South Korean author credits Rose State College for her success
Her classmates never knew the nightmare she'd endured.
Jeanhee Kang, now 55, moved to Midwest City in 1982 and enrolled at Rose State College, fulfilling a dream that had sustained her for years. The prospect of getting an American education, of becoming a success, was all that kept her going when the darkness around her drew too close.

Kang, who was then known as Chin Hui Isleib, kept quiet about her past. She was ashamed, embarrassed. If the other students knew what she'd done … well, she feared she'd be an outcast.
She'd been one before.
That was then. Today Kang is a successful businesswoman and the author of “Run Away: One Woman's Story of Resilience,” which recounts her desperate efforts to escape South Korea and make it on her own in America.
She will be signing copies of her book, written with the help of ghost writers due to her imperfect English, at 2 p.m. Sunday at Full Circle Books in Oklahoma City. As part of her trip, she has arranged also to speak to classes and sign books at Rose State. Kang shared her story in a series of email exchanges with The Oklahoman.
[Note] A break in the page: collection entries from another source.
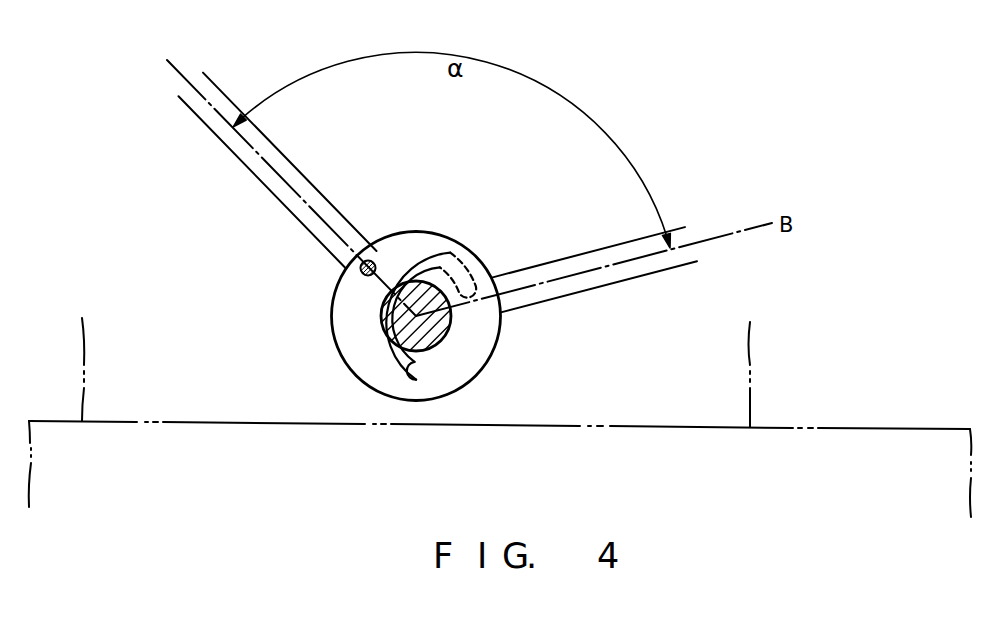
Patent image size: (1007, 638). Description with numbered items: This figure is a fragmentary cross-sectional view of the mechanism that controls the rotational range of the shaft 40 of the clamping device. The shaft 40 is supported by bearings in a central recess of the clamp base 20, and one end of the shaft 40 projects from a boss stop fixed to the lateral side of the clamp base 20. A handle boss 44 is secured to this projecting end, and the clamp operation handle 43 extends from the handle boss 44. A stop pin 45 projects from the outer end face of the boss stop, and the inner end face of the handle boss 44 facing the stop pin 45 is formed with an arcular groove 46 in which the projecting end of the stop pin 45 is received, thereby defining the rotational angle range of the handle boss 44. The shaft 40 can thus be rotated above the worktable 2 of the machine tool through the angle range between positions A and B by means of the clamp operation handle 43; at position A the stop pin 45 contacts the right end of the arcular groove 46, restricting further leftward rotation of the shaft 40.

The worktable 2 is at (970, 496).
The clamp base 20 is at (752, 358).
The shaft 40 is at (413, 350).
The clamp operation handle 43 is at (302, 173).
The handle boss 44 is at (487, 362).
The stop pin 45 is at (375, 262).
The arcular groove 46 is at (360, 358).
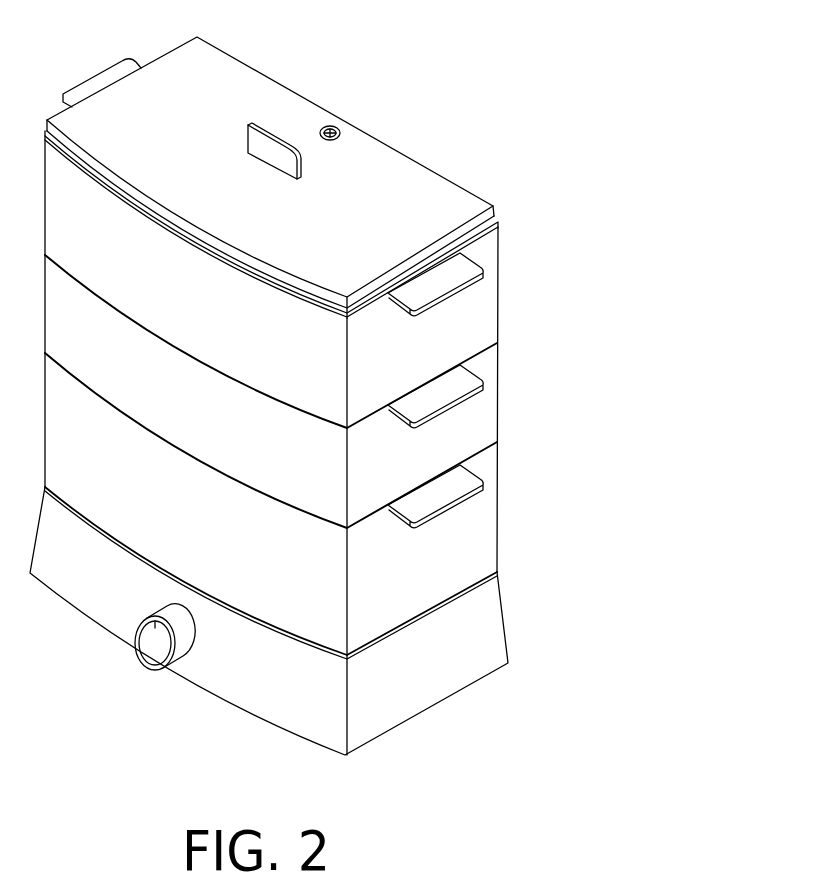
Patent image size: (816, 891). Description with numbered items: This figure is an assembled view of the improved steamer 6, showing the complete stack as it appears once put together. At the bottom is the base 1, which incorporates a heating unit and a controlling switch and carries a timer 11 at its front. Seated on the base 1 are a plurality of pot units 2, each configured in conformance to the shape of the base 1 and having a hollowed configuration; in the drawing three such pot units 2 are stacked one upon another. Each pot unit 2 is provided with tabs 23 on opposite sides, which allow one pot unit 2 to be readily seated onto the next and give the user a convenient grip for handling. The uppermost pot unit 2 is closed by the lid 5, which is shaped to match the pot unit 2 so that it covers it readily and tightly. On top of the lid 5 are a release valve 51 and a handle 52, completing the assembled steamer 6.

The base 1 is at (269, 621).
The timer 11 is at (153, 652).
The pot unit 2 is at (317, 393).
The tabs 23 is at (465, 266).
The lid 5 is at (286, 165).
The release valve 51 is at (330, 130).
The handle 52 is at (276, 140).
The steamer 6 is at (465, 113).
No longer keeping secrets, Kang is using her experiences to encourage other women that nightmares can turn into dreams.
Broken taboo
Kang grew up in South Korea during the 1970s, a period of repressive political and social mores. Girls wore uniforms everywhere and weren't allowed to watch foreign films or go to coffee shops. They were supposed to remain chaste and untouched until they married someone chosen for them by a matchmaker.
Her life changed at age 15 when she embarrassed a boy she knew, she said in an email to The Oklahoman. Angry, he lied and told her parents that he'd seen her kissing a boy.
When she returned home, “my Dad slapped my face and called me a whore,” she wrote. “My Mom didn't stand up for me, either. Up to that point, I was near-perfect daughter.”
Crushed that her parents didn't believe her, wounded by their condemnation, she wept long into the night. Gradually her sorrow turned to anger. If she was to be treated like a trollop, perhaps she should act like one.
That night, she went to see a neighbor boy on the pretense of returning his copy of “War and Peace.” They began a relationship that continued until she became pregnant. She aborted the child but was expelled from school.
“My life was over!” she wrote. “I was … never to be able to undo my mistakes or make up in any way. Koreans gave up on me, and I was never going to be able to recover from it.”